Around 1645, he entered into an affair with the nine year older Diane Chasteigner de la Roche-Posay, Madame de Saint-Loup. Diane who was described as "small but pretty and lively" and was rumored to be an illegitimate daughter of Cardinal Richelieu. At the time of Candale's affair with her she was the wife of the wealthy financier Nicolas Le Page.

The relationship lasted for six years until Candale became enamoured by Catherine-Henriette d'Angennes, comtesse d'Olonne, a prominent court beauty known for her many love intrigues. The comtesse was the wife of Louis de Trémoille, comte d'Olonne, though they were separated. Candale was also a rival with Monsieur Bartet for the affections of Lucie de Tourville de Cotantin, Marquise de Gouville.

Bartet a secretary employed by the count of Soissons said to people that if you took away Candale's "long hair, his long cannons, his long cuffs and his "mustaches", the duke would be nothing much.

Candale learnt of this and on June 1655, as Bartet was passing at ten o'clock in the morning through the rue Saint-Thomas du Louvre, Bartet was ambushed by eleven men on horseback, two of whom seized the reins of the horses of his carriage, two others brought the pistol to the throat of the coachman, and two threatened him with their pistols and daggers in their hands. The men then took out scissors, cut his hair, tore off his flap, the cannons (decorative frills on breeches) and his cuffs, and after that let him go. Bartet first believed that one of his enemies wanted to assassinate him, but then realized it was done on the orders of Candale.

Bartet publicly denied having ever insulted Candale, and said that the real cause of his quarrel came from both being in love with Madame de Gouville.

=== Marriage plans ===
The Duke of Candale was suggested a match with Anne-Marie Martinozzi, one of the many nieces of Cardinal Mazarin, but it met with opposition from his father the Duke d`Epernon who saw it as a mésalliance for his son. The young duke could claim royal ancestry as his mother Gabrielle-Angélique de Verneuil, was a legitimized daughter of Henry IV of France and his mistress Catherine Henriette de Balzac d'Entragues.

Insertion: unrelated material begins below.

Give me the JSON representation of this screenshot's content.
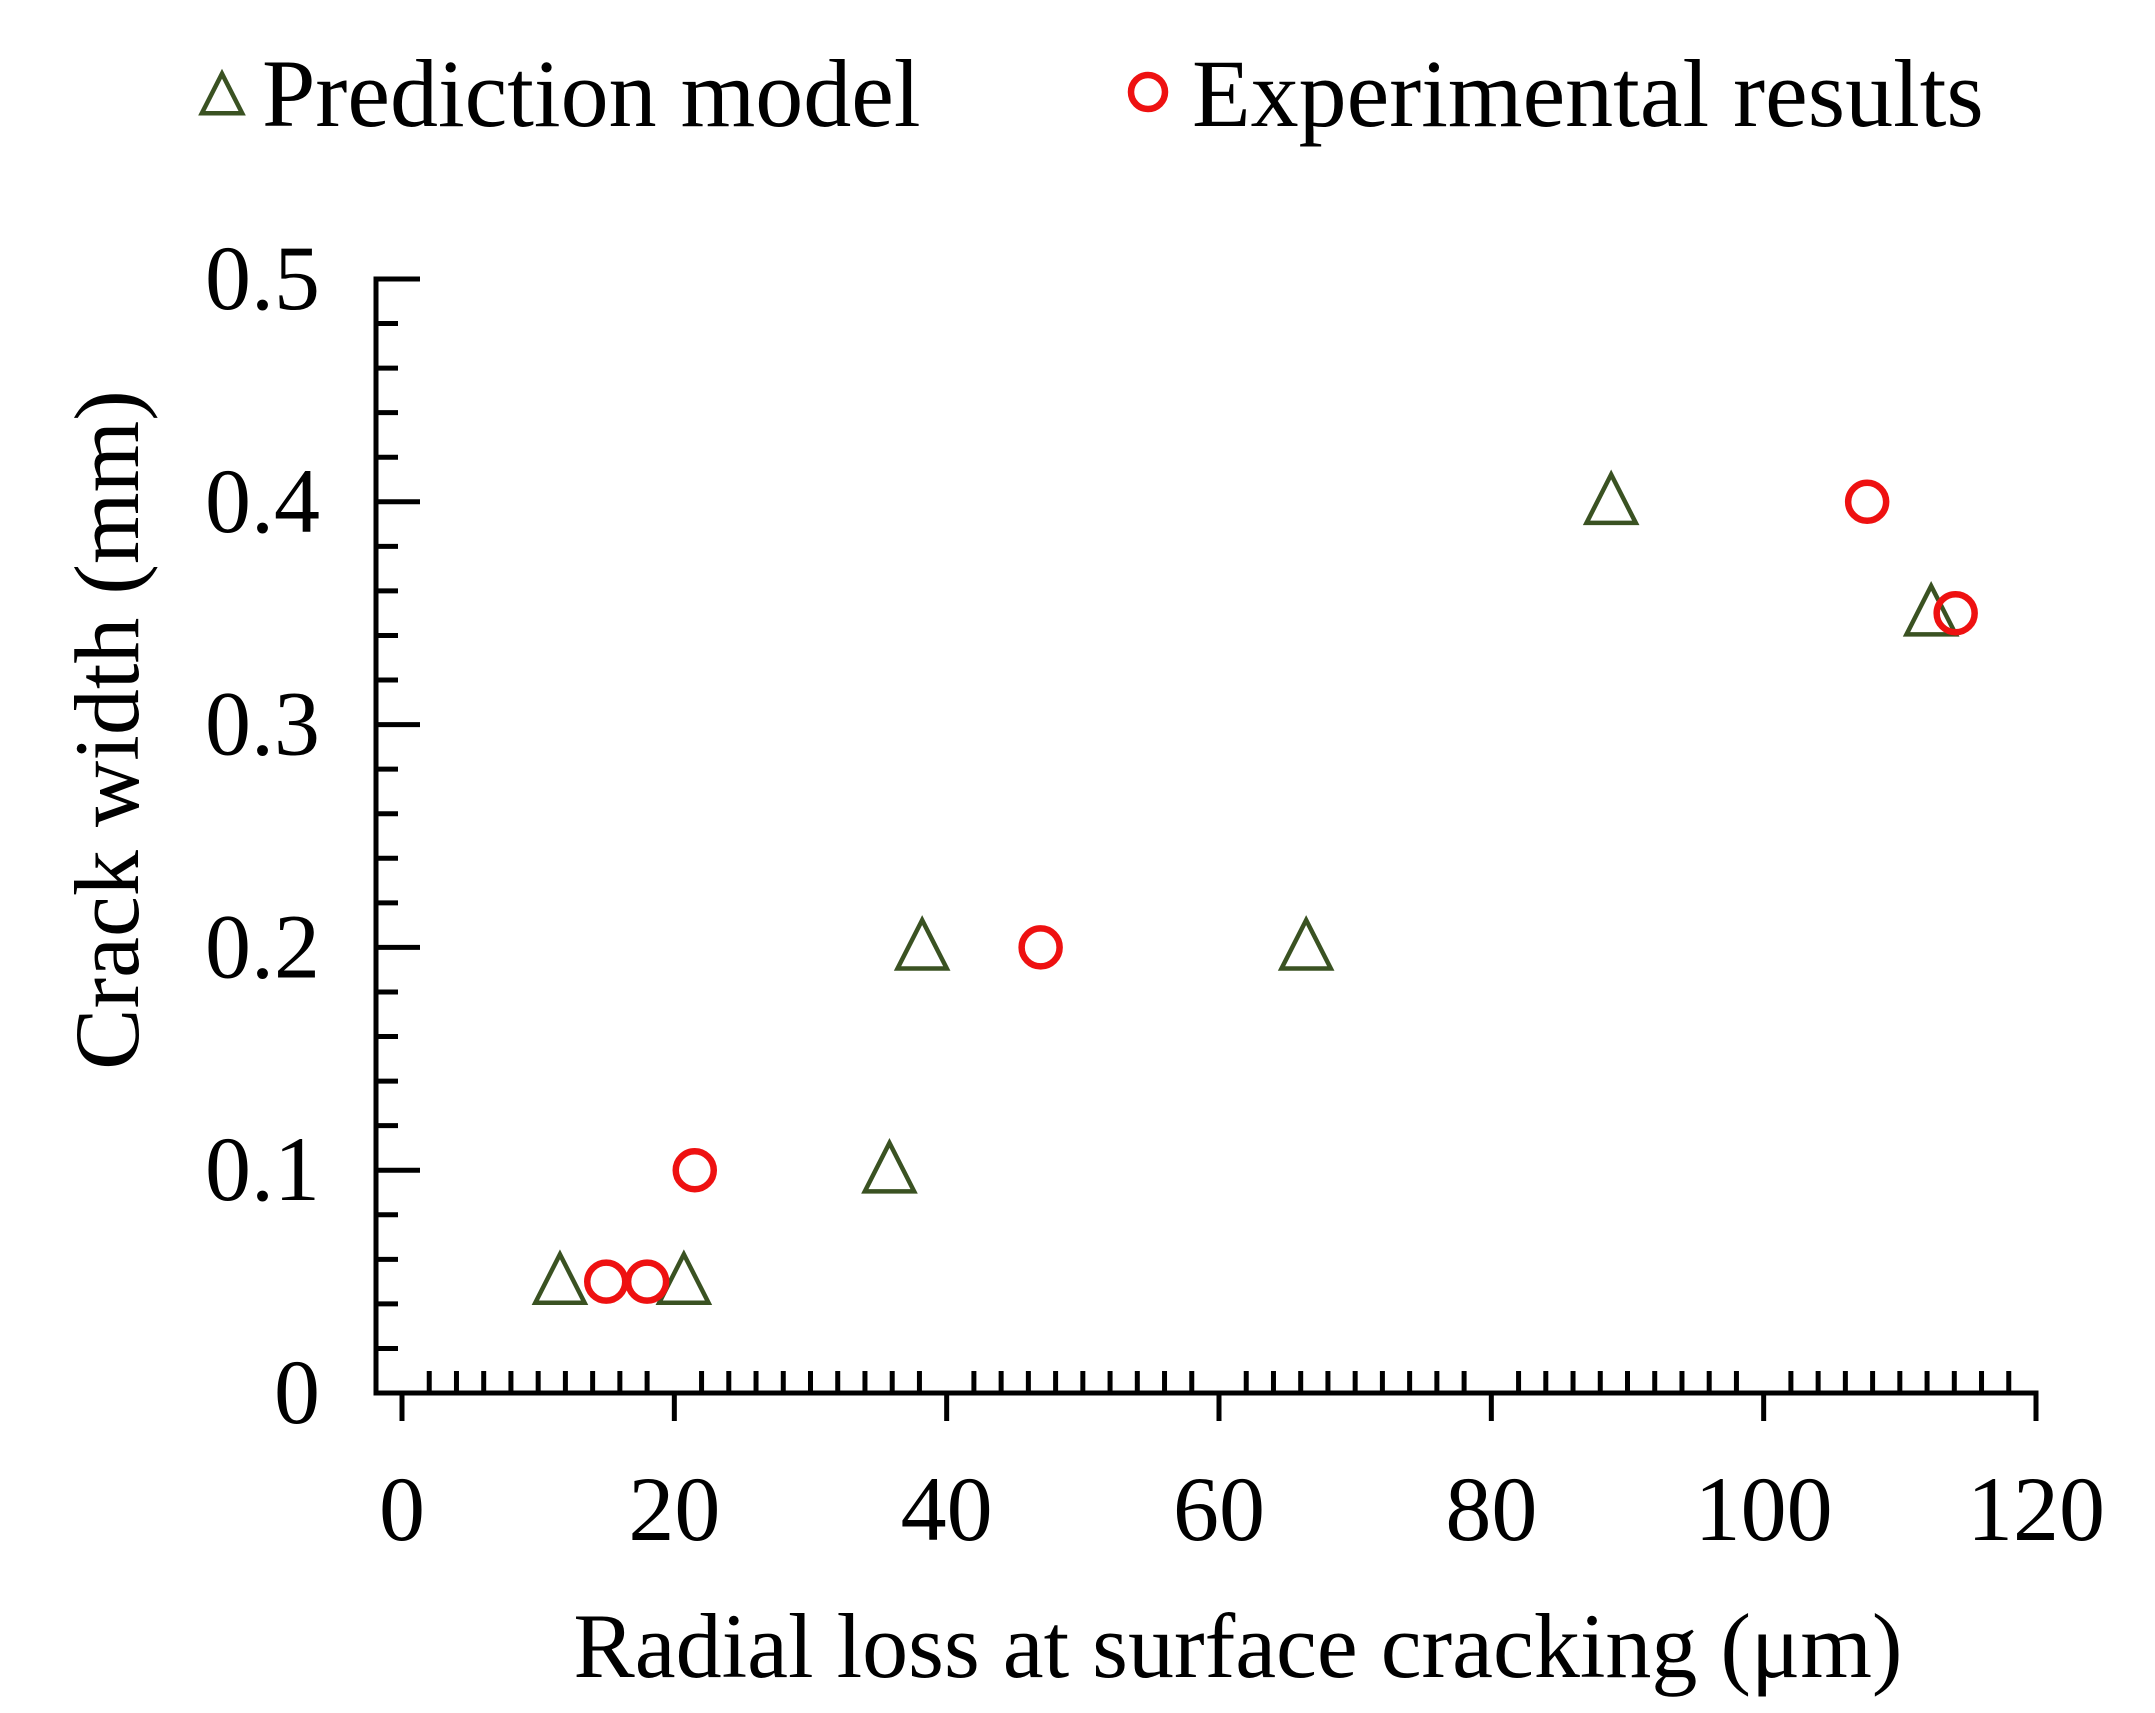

But despite being descended from the wealthy Foix family, which was among the oldest and wealthiest in France, and whose members had married into both the high nobility and royalty, the Duke d'Epernon's title was a relatively new creation, and he was ridiculed by his enemies as simple "notary's son".

The Duke d`Epernon demanded that if a marriage between Candale and Anne-Marie were to happen he and his son should be given the rank of prince étranger, which Cardinal Mazarin was either not willing or not able to do, so instead he chose to marry Anne-Marie to Armand de Bourbon.

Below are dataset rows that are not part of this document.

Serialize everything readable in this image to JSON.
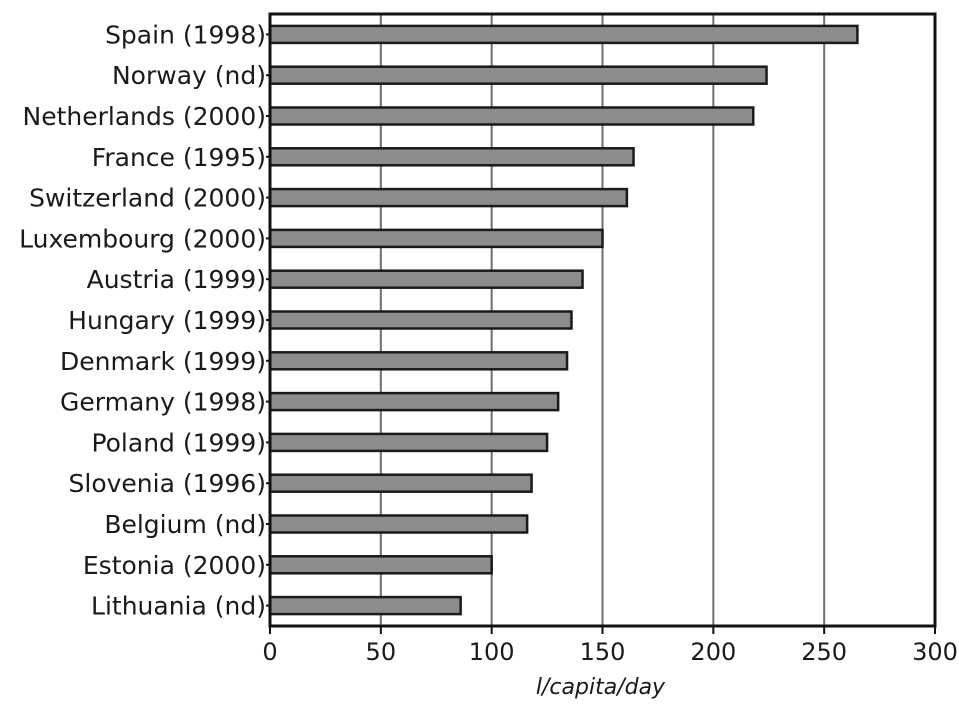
{
  "chart_data": {
    "type": "bar",
    "orientation": "horizontal",
    "title": "",
    "xlabel": "l/capita/day",
    "ylabel": "",
    "xlim": [
      0,
      300
    ],
    "xticks": [
      "0",
      "50",
      "100",
      "150",
      "200",
      "250",
      "300"
    ],
    "grid": "vertical",
    "categories": [
      "Spain (1998)",
      "Norway (nd)",
      "Netherlands (2000)",
      "France (1995)",
      "Switzerland (2000)",
      "Luxembourg (2000)",
      "Austria (1999)",
      "Hungary (1999)",
      "Denmark (1999)",
      "Germany (1998)",
      "Poland (1999)",
      "Slovenia (1996)",
      "Belgium (nd)",
      "Estonia (2000)",
      "Lithuania (nd)"
    ],
    "values": [
      265,
      224,
      218,
      164,
      161,
      150,
      141,
      136,
      134,
      130,
      125,
      118,
      116,
      100,
      86
    ],
    "colors": {
      "bar": "#8c8c8c",
      "bar_edge": "#1a1a1a",
      "grid": "#6e6e6e"
    }
  }
}
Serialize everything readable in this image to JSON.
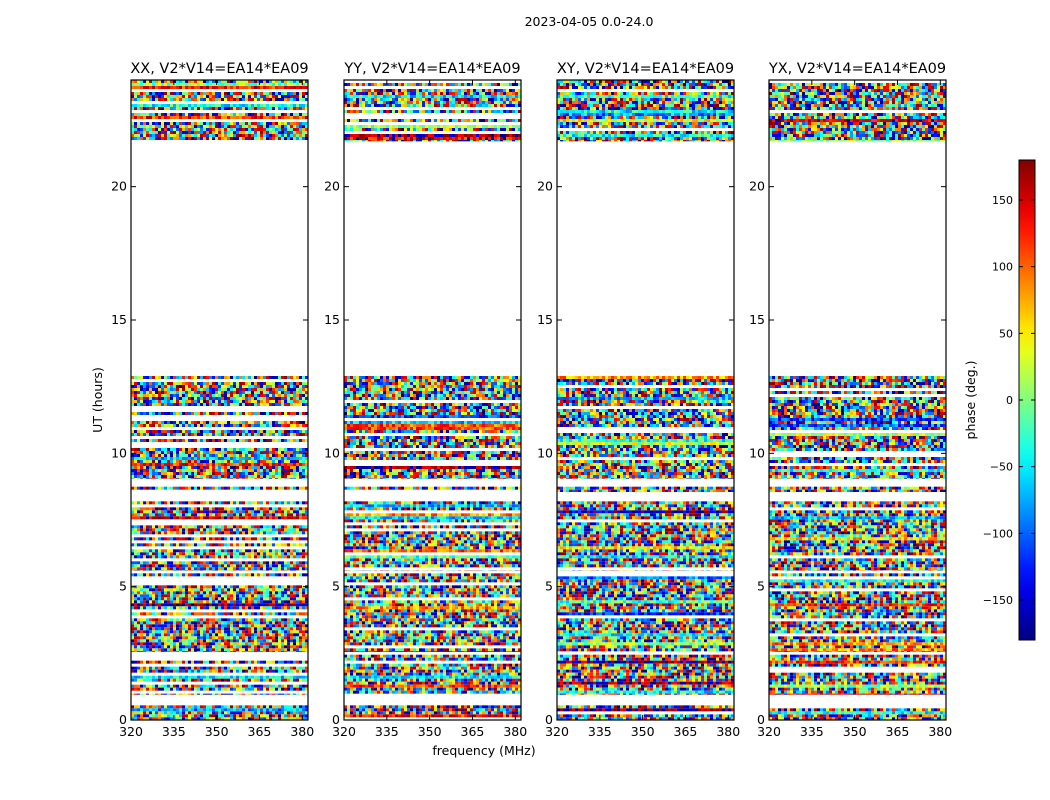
{
  "figure": {
    "suptitle": "2023-04-05 0.0-24.0"
  },
  "chart_data": {
    "type": "heatmap",
    "title": "2023-04-05 0.0-24.0",
    "xlabel": "frequency (MHz)",
    "ylabel": "UT (hours)",
    "xlim": [
      320,
      382
    ],
    "ylim": [
      0,
      24
    ],
    "xticks": [
      "320",
      "335",
      "350",
      "365",
      "380"
    ],
    "yticks": [
      "0",
      "5",
      "10",
      "15",
      "20"
    ],
    "panels": [
      {
        "name": "xx",
        "title": "XX, V2*V14=EA14*EA09"
      },
      {
        "name": "yy",
        "title": "YY, V2*V14=EA14*EA09"
      },
      {
        "name": "xy",
        "title": "XY, V2*V14=EA14*EA09"
      },
      {
        "name": "yx",
        "title": "YX, V2*V14=EA14*EA09"
      }
    ],
    "data_hour_ranges": [
      [
        0.0,
        0.55
      ],
      [
        0.95,
        2.45
      ],
      [
        2.55,
        5.5
      ],
      [
        5.6,
        8.2
      ],
      [
        8.55,
        8.75
      ],
      [
        9.05,
        12.9
      ],
      [
        21.7,
        24.0
      ]
    ],
    "empty_hour_ranges": [
      [
        12.9,
        21.7
      ]
    ],
    "colorbar": {
      "label": "phase (deg.)",
      "range": [
        -180,
        180
      ],
      "ticks": [
        "150",
        "100",
        "50",
        "0",
        "−50",
        "−100",
        "−150"
      ],
      "tick_values": [
        150,
        100,
        50,
        0,
        -50,
        -100,
        -150
      ],
      "colormap": "jet"
    }
  }
}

Another marriage to one of the Mazarinettes was later suggested, this time to Laura Mancini but this marriage never materialized as Candale died.

== Death ==
Candale died from a "hepatetic flux" in 1658 at Lyon while returning to Paris from Catalonia, where he had been fighting in the Franco-Spanish war. He was buried in the chapel of the Cadillac-sur-Garonne castle.

As he was the only son, this ended the older line of the Valette family.